Minimising a bleeding problem: Management of a rare cause of a mediastinal mass with percutaneous embolisation prior to surgery.
S.S. Hussain1, R. Woolf1, D. Patel1, J. Jackson2, V. Anikin3, K. Meeran1
1Department of Endocrinology, Hammersmith Hospital; 2Department of Radiology, Hammersmith Hospital; 3Department of Thoracic Surgery, Harefield Hospital
A 37 year African man presented to his local hospital with a 2 month history of dry cough, excessive sweating and 10 kilogram weight loss. A large mediastinal mass was discovered on plain chest radiography. This was confirmed on CT imaging as a 10 x 8 x 6 cm central mass in the precarinal area. He was treated empirically for presumed tuberculosis (TB). There was no improvement in the size of the mass. Sputum and bronchial washing cultures for TB were negative. Mediastinoscopy revealed a vascular lesion, which bled on biopsy. Histology revealed blood only. Similar results were obtained on repeat bronchial and CT guided biopsies. Multidisciplinary review of his imaging revealed an unusual pattern of enhancement with striated peripheral appearance and central necrotic core. The possibility of a paraganglioma was subsequently proposed and the patient was referred for endocrine investigation. He remained normotensive throughout his investigations. Endocrine tests revealed normal 24 hour urine and plasma metanephrines and normal fasting gut hormones. I123-MIBG scintigraphy demonstrated increased uptake in the mediastinal region supporting the possibility that the mass originated from neural crest tissue.

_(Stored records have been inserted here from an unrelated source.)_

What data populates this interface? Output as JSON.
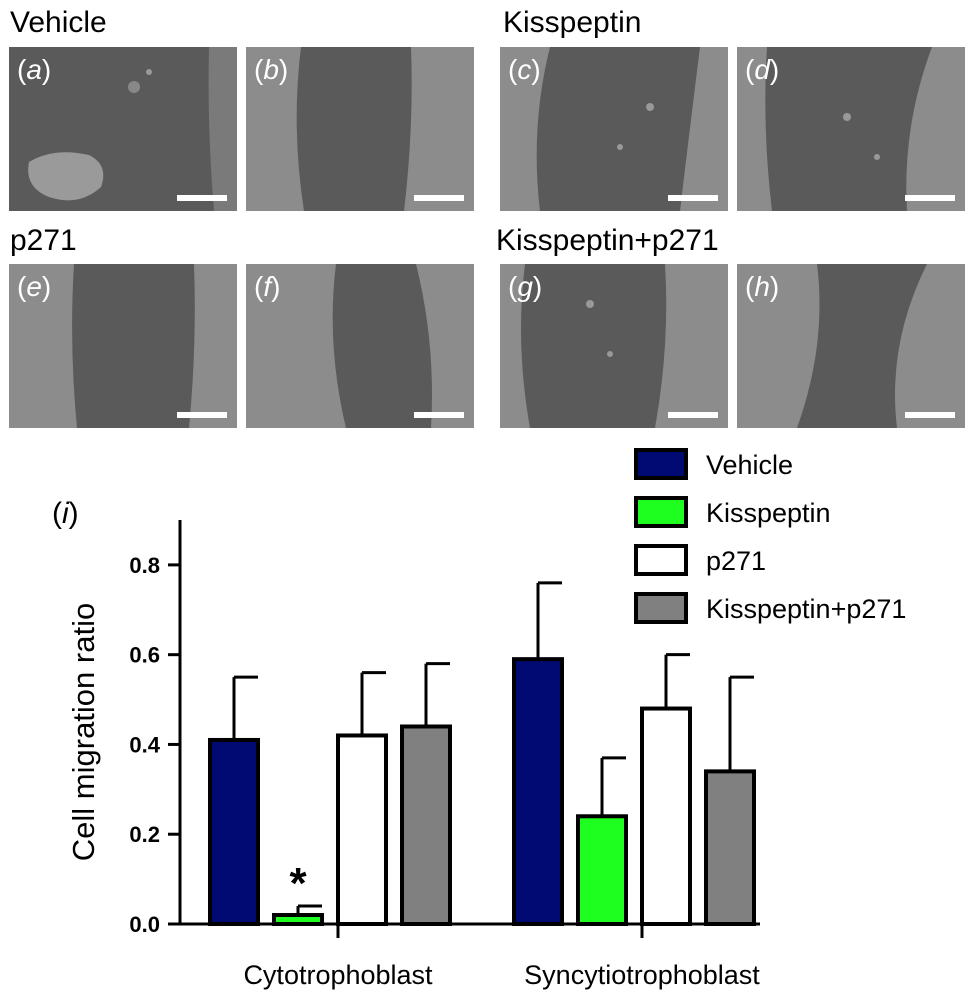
{
  "micrographs": {
    "groups": [
      {
        "title": "Vehicle",
        "panels": [
          {
            "letter": "a"
          },
          {
            "letter": "b"
          }
        ]
      },
      {
        "title": "Kisspeptin",
        "panels": [
          {
            "letter": "c"
          },
          {
            "letter": "d"
          }
        ]
      },
      {
        "title": "p271",
        "panels": [
          {
            "letter": "e"
          },
          {
            "letter": "f"
          }
        ]
      },
      {
        "title": "Kisspeptin+p271",
        "panels": [
          {
            "letter": "g"
          },
          {
            "letter": "h"
          }
        ]
      }
    ],
    "label_open": "(",
    "label_close": ")"
  },
  "chart_data": {
    "type": "bar",
    "panel_label": "i",
    "ylabel": "Cell migration ratio",
    "xlabel": "",
    "ylim": [
      0,
      0.9
    ],
    "yticks": [
      "0.0",
      "0.2",
      "0.4",
      "0.6",
      "0.8"
    ],
    "categories": [
      "Cytotrophoblast",
      "Syncytiotrophoblast"
    ],
    "series": [
      {
        "name": "Vehicle",
        "color": "#000a73",
        "values": [
          0.41,
          0.59
        ],
        "errors": [
          0.14,
          0.17
        ]
      },
      {
        "name": "Kisspeptin",
        "color": "#1fff1f",
        "values": [
          0.02,
          0.24
        ],
        "errors": [
          0.02,
          0.13
        ]
      },
      {
        "name": "p271",
        "color": "#ffffff",
        "values": [
          0.42,
          0.48
        ],
        "errors": [
          0.14,
          0.12
        ]
      },
      {
        "name": "Kisspeptin+p271",
        "color": "#808080",
        "values": [
          0.44,
          0.34
        ],
        "errors": [
          0.14,
          0.21
        ]
      }
    ],
    "annotations": [
      {
        "text": "*",
        "category": "Cytotrophoblast",
        "series": "Kisspeptin"
      }
    ],
    "legend_position": "top-right",
    "grid": false
  }
}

The patient underwent alpha-blockade using phenoxybenzamine. Pre-operative percutaneous embolisation was arranged. Angiography confirmed a highly vascular mediastinal mass. The arterial supply of the lesion was anomalous and derived from several hypertrophied vessels. All of these vessels were selectively catheterised and the tumour was embolised with polyvinyl alcohol. A median sternotomy was performed 48 hours after embolisation with ongoing adrenergic blockade. A large tumour behind the ascending aorta was successfully mobilised and fully resected. Histology revealed a well circumscribed tumour with no evidence of invasion. The tumour stained positively for chromogranin, NCAM and S100 confirming a paraganglioma, which in this case was non-secretory. The patient made an uneventful recovery and is currently awaiting genetic investigations for mutations in succinate dehydrogenase subunit genes.
Our case illustrates the importance of considering paraganglioma in the differential diagnosis of mediastinal masses if characteristic radiological appearances, as described here, are present or if symptoms suggesting catecholamine excess are present. These hypervascular tumours have the propensity to bleed and invade surrounding vascular structures, making surgical resection technically challenging if the correct diagnosis is missed. Multidisciplinary management of mediastinal paragangliomas with pre-operative embolisation and adrendergic blockade should be routinely considered to improve the chance of curative surgical intervention and minimise operative complications.